Unnamed: 0,sepal_length,sepal_width,species
0,5.1,3.5,setosa
1,4.9,3.0,setosa
2,4.7,3.2,setosa
3,4.6,3.1,setosa
4,5.0,3.6,setosa
...,...,...,...
145,6.7,3.0,virginica
146,6.3,2.5,virginica
147,6.5,3.0,virginica
148,6.2,3.4,virginica


In all of these examples, it is important to note that the operation to remove data was performed but the `df` variable remained unchanged:

In [None]:
df

Unnamed: 0,sepal_length,sepal_width,petal_length,petal_width,species
0,5.1,3.5,1.4,0.2,setosa
1,4.9,3.0,1.4,0.2,setosa
2,4.7,3.2,1.3,0.2,setosa
3,4.6,3.1,1.5,0.2,setosa
4,5.0,3.6,1.4,0.2,setosa
...,...,...,...,...,...
145,6.7,3.0,5.2,2.3,virginica
146,6.3,2.5,5.0,1.9,virginica
147,6.5,3.0,5.2,2.0,virginica
148,6.2,3.4,5.4,2.3,virginica


As we can see, the variable maintains the same rows and columns as before.

For the variable to be changed, it is necessary to save these changes in the variable itself, something we can do by redefining the `df` variable:

In [None]:
df = df.drop('petal_width', axis=1)
df

Unnamed: 0,sepal_length,sepal_width,petal_length,species
0,5.1,3.5,1.4,setosa
1,4.9,3.0,1.4,setosa
2,4.7,3.2,1.3,setosa
3,4.6,3.1,1.5,setosa
4,5.0,3.6,1.4,setosa
...,...,...,...,...
145,6.7,3.0,5.2,virginica
146,6.3,2.5,5.0,virginica
147,6.5,3.0,5.2,virginica
148,6.2,3.4,5.4,virginica


Now when we call the `df` variable, the dataset appears without the petal width variable. 

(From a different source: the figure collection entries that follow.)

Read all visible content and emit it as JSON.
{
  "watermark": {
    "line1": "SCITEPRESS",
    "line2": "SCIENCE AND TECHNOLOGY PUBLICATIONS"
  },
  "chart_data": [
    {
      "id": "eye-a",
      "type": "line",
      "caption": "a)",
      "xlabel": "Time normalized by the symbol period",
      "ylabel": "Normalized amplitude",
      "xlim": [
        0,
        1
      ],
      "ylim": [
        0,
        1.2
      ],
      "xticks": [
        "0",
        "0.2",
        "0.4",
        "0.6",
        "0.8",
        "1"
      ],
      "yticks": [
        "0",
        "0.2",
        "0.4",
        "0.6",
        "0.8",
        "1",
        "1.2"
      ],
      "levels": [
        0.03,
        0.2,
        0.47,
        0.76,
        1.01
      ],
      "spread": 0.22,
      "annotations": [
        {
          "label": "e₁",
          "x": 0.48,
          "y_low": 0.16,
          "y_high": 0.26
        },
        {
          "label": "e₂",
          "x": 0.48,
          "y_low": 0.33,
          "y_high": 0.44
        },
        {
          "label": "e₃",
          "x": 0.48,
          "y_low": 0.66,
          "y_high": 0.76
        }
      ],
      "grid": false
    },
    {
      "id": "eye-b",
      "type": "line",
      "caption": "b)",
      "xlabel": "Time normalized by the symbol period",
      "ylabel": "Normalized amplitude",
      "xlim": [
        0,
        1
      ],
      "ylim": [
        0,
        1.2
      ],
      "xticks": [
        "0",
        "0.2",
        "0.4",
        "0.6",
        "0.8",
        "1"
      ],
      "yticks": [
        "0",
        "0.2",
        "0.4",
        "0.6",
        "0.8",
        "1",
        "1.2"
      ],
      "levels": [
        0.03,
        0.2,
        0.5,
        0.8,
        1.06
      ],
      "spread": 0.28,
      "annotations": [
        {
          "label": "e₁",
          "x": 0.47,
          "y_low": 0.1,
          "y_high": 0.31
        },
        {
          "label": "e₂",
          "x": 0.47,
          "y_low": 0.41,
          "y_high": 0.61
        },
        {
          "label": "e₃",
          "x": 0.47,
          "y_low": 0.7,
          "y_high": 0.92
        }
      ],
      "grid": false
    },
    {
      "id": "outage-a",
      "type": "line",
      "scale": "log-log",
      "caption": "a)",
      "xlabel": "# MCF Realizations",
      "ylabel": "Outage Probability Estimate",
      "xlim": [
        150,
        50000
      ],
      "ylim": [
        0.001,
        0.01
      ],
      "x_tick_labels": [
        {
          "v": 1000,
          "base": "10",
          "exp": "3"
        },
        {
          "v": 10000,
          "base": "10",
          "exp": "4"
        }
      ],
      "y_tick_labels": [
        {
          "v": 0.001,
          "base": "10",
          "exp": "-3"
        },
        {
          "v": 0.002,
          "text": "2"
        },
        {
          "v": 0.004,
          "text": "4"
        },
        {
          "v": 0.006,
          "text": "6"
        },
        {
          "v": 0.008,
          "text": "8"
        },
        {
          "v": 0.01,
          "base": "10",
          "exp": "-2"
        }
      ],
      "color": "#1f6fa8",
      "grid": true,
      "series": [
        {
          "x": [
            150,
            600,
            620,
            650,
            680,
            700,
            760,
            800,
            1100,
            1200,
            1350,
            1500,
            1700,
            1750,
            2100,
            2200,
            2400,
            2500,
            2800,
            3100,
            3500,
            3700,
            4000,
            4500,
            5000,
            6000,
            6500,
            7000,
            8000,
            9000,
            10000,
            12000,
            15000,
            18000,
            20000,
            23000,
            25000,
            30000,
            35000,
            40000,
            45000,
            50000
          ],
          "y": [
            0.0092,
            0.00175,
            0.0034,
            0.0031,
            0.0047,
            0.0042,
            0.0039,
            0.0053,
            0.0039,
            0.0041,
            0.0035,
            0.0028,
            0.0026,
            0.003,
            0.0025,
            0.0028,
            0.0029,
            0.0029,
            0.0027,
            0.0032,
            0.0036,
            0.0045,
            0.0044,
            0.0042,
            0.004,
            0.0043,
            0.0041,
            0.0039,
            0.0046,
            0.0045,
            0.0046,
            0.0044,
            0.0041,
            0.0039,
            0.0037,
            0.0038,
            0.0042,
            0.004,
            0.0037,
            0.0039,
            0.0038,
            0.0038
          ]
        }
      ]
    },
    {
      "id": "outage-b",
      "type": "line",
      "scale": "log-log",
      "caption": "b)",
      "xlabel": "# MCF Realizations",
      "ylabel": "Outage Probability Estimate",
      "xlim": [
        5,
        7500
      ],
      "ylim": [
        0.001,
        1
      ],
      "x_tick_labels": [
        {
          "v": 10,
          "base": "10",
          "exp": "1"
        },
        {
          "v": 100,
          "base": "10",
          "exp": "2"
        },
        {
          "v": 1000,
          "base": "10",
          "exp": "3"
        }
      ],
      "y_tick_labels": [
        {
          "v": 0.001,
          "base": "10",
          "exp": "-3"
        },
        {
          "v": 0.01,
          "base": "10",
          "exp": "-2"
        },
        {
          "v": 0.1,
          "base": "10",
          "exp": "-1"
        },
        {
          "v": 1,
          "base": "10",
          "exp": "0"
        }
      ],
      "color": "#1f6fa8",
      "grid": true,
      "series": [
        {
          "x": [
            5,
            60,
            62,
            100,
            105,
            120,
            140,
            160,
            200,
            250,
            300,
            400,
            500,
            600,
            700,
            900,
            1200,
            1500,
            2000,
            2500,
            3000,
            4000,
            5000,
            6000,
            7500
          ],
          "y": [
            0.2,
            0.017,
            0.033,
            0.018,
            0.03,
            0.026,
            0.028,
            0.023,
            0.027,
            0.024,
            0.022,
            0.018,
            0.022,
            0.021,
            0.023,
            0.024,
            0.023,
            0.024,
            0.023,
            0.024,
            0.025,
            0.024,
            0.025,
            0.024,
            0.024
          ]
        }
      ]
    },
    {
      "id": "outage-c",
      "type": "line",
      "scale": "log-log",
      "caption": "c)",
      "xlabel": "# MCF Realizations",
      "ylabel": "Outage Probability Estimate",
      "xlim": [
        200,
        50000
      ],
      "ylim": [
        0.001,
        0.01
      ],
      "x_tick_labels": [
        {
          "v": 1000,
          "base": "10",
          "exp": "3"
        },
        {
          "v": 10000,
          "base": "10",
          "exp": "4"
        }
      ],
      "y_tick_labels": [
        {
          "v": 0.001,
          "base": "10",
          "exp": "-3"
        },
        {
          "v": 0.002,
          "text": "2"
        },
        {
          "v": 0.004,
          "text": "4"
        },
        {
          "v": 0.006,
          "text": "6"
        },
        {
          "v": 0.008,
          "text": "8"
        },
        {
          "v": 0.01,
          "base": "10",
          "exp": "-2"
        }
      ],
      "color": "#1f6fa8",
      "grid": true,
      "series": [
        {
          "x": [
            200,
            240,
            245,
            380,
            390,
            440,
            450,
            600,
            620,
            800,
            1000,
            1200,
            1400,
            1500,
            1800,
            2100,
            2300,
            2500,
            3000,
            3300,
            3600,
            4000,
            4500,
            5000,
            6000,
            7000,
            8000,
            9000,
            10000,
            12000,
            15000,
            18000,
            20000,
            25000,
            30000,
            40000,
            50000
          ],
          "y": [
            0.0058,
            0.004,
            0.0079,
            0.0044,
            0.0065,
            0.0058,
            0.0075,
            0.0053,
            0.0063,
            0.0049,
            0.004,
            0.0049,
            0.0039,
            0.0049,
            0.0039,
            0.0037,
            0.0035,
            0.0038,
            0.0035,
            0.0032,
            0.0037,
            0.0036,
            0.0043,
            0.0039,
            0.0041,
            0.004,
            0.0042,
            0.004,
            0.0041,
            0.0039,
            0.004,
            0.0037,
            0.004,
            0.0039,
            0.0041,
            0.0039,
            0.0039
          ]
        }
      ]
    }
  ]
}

**Challenge**: Import the data found [here](https://raw.githubusercontent.com/pmarcelino/datasets/master/titanic.csv) and remove the 'Name', 'Sex' and 'Age' columns.

In [None]:
# Solution for the challenge

## Summary

In this tutorial, we looked at:

*   The ***Pandas* library**. The *pandas* library has a set of features that allow us to prepare and analyse data.
*   **Data structures**. *Pandas* uses two types of data structures, *Series* and *DataFrames*.
*   *Data import*. Data can be stored in files, such as CSV files, and it is possible to use *pandas* to import this data.
*   **Missing data**. The problem of missing data can be solved by eliminating data or imputing data.
*   **Other data preparation operations**. Data selection can be done in several ways, depending on what you want to do. With *pandas* it is also possible to assign, group, sort and remove data.

This tutorial introduced several instructions and you are not expected to know them by heart. Above all, this tutorial intends to illustrate the **potential of the *pandas* library** and to serve as a **document for future reference**. Later, with practice, you will begin to retain the instructions that you use most often and the logic behind each instruction becomes more intuitive.